Mike Klotz: So, as I mentioned, all of the respondents we have in our system are profiled. So we already know who they are in terms of their demographics and some of their behaviors, for example, where they shop or the activities they participate in. So when a survey is being fielded that wants opinions from, say people that shop on or at Walmart, we can identify some of those in advance. And when we’re fielding that survey, they’ll receive an email invitation or a survey opportunity will pop up on the website or in the mobile app that they were recruited from. So, for example, they’ll see an opportunity to receive an incentive for doing a 10-minute study about their shopping habits. They can click on the link and enter our system. We also have algorithms on the back end, so when they enter the system, the respondent can be steered to the best-fit study for them.
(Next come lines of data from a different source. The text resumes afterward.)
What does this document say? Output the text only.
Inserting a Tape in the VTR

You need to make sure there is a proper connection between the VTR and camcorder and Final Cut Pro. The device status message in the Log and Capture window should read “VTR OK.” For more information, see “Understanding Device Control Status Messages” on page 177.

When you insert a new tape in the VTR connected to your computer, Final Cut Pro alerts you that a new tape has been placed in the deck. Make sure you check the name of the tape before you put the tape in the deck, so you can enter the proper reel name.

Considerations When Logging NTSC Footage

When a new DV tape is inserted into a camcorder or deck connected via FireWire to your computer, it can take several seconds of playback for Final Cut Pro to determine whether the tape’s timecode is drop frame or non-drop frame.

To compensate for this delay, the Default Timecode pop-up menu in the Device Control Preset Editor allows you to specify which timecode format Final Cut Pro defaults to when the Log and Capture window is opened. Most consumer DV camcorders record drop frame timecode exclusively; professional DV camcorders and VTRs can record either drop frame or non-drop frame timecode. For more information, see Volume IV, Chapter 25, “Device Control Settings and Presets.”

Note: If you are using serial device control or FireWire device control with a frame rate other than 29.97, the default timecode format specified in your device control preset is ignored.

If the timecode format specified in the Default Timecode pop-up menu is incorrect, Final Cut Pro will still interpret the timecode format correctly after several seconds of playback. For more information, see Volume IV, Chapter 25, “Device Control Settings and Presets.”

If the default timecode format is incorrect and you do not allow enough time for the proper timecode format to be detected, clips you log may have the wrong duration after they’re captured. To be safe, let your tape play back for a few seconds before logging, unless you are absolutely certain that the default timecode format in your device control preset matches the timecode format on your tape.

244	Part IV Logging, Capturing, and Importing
Adrian Tennant: Now Cint does not collect data directly, but in what kinds of ways have you seen – or are you continuing to see – COVID-19 impact your clients around the world?

Mike Klotz: So earlier we talked about the supply and demand of respondents in our system, and this is something that we’ve been monitoring closely since the outbreak began. As I said, Cint needs to ensure that we have enough supply to meet the demand that is coming from our clients. And so far, we haven’t seen a major impact to our supply. We still have respondents entering our system looking for opportunities to share their feedback. So, I don’t want to say that things are operating as normal on this end because nothing’s really normal at this time, but our ability to fulfill our clients’ needs haven’t changed. On the demand side, which is dependent on the amount of research being done and the number of respondents desired, that’s really evolving. If we had this conversation even a week ago, I’d probably have a much different answer and a week from now it might be much different. But as of early April, we hadn’t seen any major impact on demand. 

Adrian Tennant: During this current crisis, what are some of the ideas or assumptions even that consumer research can most helpfully study?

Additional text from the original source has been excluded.